JAKARTA – Pemerintah harus mengambil tindakan tegas terhadap penyebaran rokok ilegal yang banyak terjadi di Indonesia. Sebab peredaran rokok ilegal menimbulkan banyak kerugian. 

“Tahun ini peningkatan rokok ilegal mencapai 46,95 persen. Padahal, pada tahun 2021 jumlahnya sebesar 28,12% dan pada tahun 2022 sedikit meningkat menjadi 30,96%. Tahun ini jumlahnya meningkat signifikan,” kata Direktur Indodata Danis TS Wahidin, Kamis (21 November 2024).

Setidaknya ada tiga variabel kunci yaitu penerimaan produk, harga dan ketersediaan. Menurut Danis, ketiga variabel tersebut mempengaruhi konsumen untuk menggunakan rokok ilegal.

Meningkatnya jumlah rokok ilegal mungkin berdampak pada industri tembakau. Mata pencaharian 6 juta pekerja bergantung pada hal ini. 

Danis mengatakan hal ini memerlukan masukan dari pemangku kepentingan yang terlibat dalam pengambilan kebijakan atau partisipasi yang berarti. Dengan cara ini, Anda bisa memperoleh perspektif seluas-luasnya, yang menjadi dasar pengambilan keputusan yang efektif.

Benny Wachjudi, Ketua Asosiasi Petani Tembakau Indonesia, juga angkat bicara. Ia mengamini rokok ilegal akan menurunkan penjualan sehingga berdampak domino. Menurunnya produktivitas tentu berdampak pada seluruh pekerja dan petani. 

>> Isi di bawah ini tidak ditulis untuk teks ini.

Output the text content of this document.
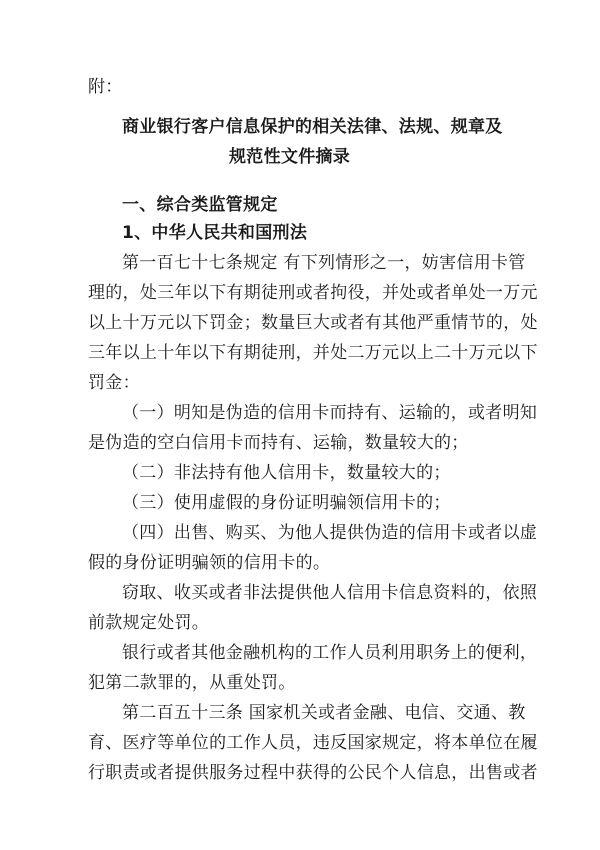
附：
商业银行客户信息保护的相关法律、法规、规章及
规范性文件摘录
一、综合类监管规定
1、中华人民共和国刑法
第一百七十七条规定 有下列情形之一，妨害信用卡管
理的，处三年以下有期徒刑或者拘役，并处或者单处一万元
以上十万元以下罚金；数量巨大或者有其他严重情节的，处
三年以上十年以下有期徒刑，并处二万元以上二十万元以下
罚金：
（一）明知是伪造的信用卡而持有、运输的，或者明知
是伪造的空白信用卡而持有、运输，数量较大的；
（二）非法持有他人信用卡，数量较大的；
（三）使用虚假的身份证明骗领信用卡的；
（四）出售、购买、为他人提供伪造的信用卡或者以虚
假的身份证明骗领的信用卡的。
窃取、收买或者非法提供他人信用卡信息资料的，依照
前款规定处罚。
银行或者其他金融机构的工作人员利用职务上的便利，
犯第二款罪的，从重处罚。
第二百五十三条 国家机关或者金融、电信、交通、教
育、医疗等单位的工作人员，违反国家规定，将本单位在履
行职责或者提供服务过程中获得的公民个人信息，出售或者
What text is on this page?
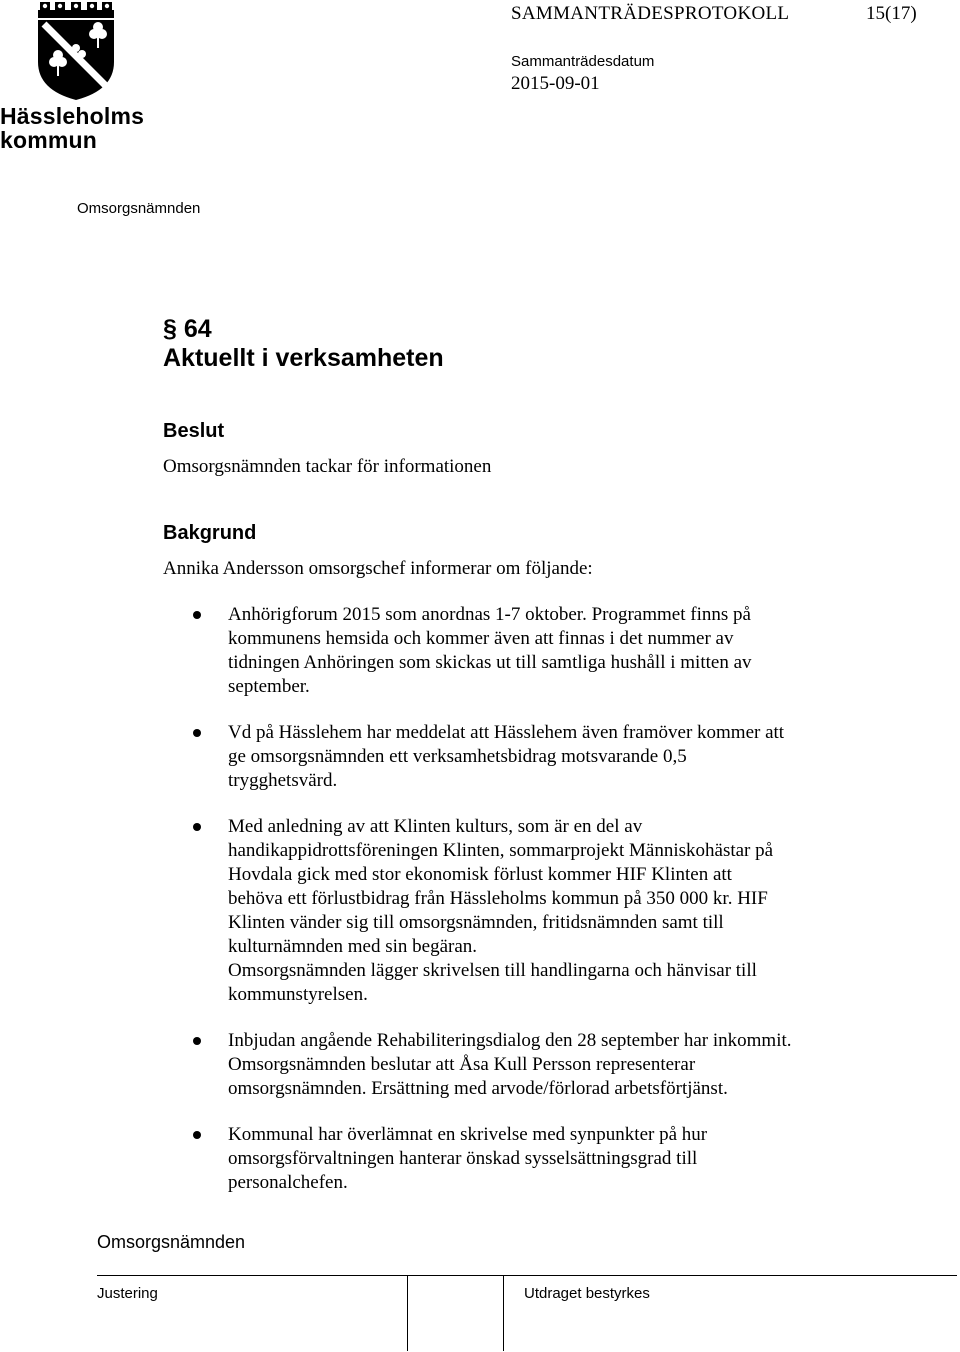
Hässleholms
kommun
SAMMANTRÄDESPROTOKOLL	15(17)
Sammanträdesdatum
2015-09-01
Omsorgsnämnden
§ 64
Aktuellt i verksamheten
Beslut
Omsorgsnämnden tackar för informationen
Bakgrund
Annika Andersson omsorgschef informerar om följande:
Anhörigforum 2015 som anordnas 1-7 oktober. Programmet finns på
kommunens hemsida och kommer även att finnas i det nummer av
tidningen Anhöringen som skickas ut till samtliga hushåll i mitten av
september.
Vd på Hässlehem har meddelat att Hässlehem även framöver kommer att
ge omsorgsnämnden ett verksamhetsbidrag motsvarande 0,5
trygghetsvärd.
Med anledning av att Klinten kulturs, som är en del av
handikappidrottsföreningen Klinten, sommarprojekt Människohästar på
Hovdala gick med stor ekonomisk förlust kommer HIF Klinten att
behöva ett förlustbidrag från Hässleholms kommun på 350 000 kr. HIF
Klinten vänder sig till omsorgsnämnden, fritidsnämnden samt till
kulturnämnden med sin begäran.
Omsorgsnämnden lägger skrivelsen till handlingarna och hänvisar till
kommunstyrelsen.
Inbjudan angående Rehabiliteringsdialog den 28 september har inkommit.
Omsorgsnämnden beslutar att Åsa Kull Persson representerar
omsorgsnämnden. Ersättning med arvode/förlorad arbetsförtjänst.
Kommunal har överlämnat en skrivelse med synpunkter på hur
omsorgsförvaltningen hanterar önskad sysselsättningsgrad till
personalchefen.
Omsorgsnämnden
Justering	Utdraget bestyrkes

Menurutnya, industri tembakau harus dilindungi dari penyebaran rokok ilegal. Jelas bahwa penyebaran rokok ilegal merugikan semua pihak. “Produksi, peredaran, dan penjualan rokok ilegal harus diperlakukan sebagai kejahatan luar biasa,” kata Benny dalam keterangannya.

Oleh karena itu, ia menilai kehancurannya tidak bisa terjadi secara normal. Menurutnya, upaya pemberantasan rokok ilegal saat ini belum maksimal.

“Pemerintah sudah bertindak, tapi menurut saya belum optimal. Sejauh yang saya tahu, tidak ada pelaku utama yang ditangkap.”

Peraturan pemerintah telah menempatkan industri dalam situasi yang sulit. Misalnya Peraturan Pemerintah Nomor 28 Tahun 2024 tentang Kesehatan (PP Kesehatan).

Salah satu KPS melarang penjualan produk tembakau dalam radius 200 meter dari ruang kelas dan taman bermain anak. Dimana aturan ditetapkan tanpa mempengaruhi pemangku kepentingan. 

Kemudian rancangan Peraturan Menteri Kesehatan tentang Perlindungan Produk Tembakau dan Rokok Elektronik (RPMK Temmäki).  Peraturan ini memerlukan standarisasi kemasan, sehingga sulit membedakan rokok ilegal dengan produk legal.

“Pemerintah harus memberantas rokok ilegal secara terkoordinasi. Pemerintah tidak boleh membuat kebijakan yang mendorong tumbuhnya rokok ilegal, seperti menaikkan pajak cukai yang jauh melebihi daya beli masyarakat.”

“Kebijakan yang mengarah pada keseragaman warna dan huruf kemasan serta kebijakan penjualan dan promosi yang sangat ketat pada rokok kombinasi akan sangat menguntungkan rokok ilegal,” ujarnya.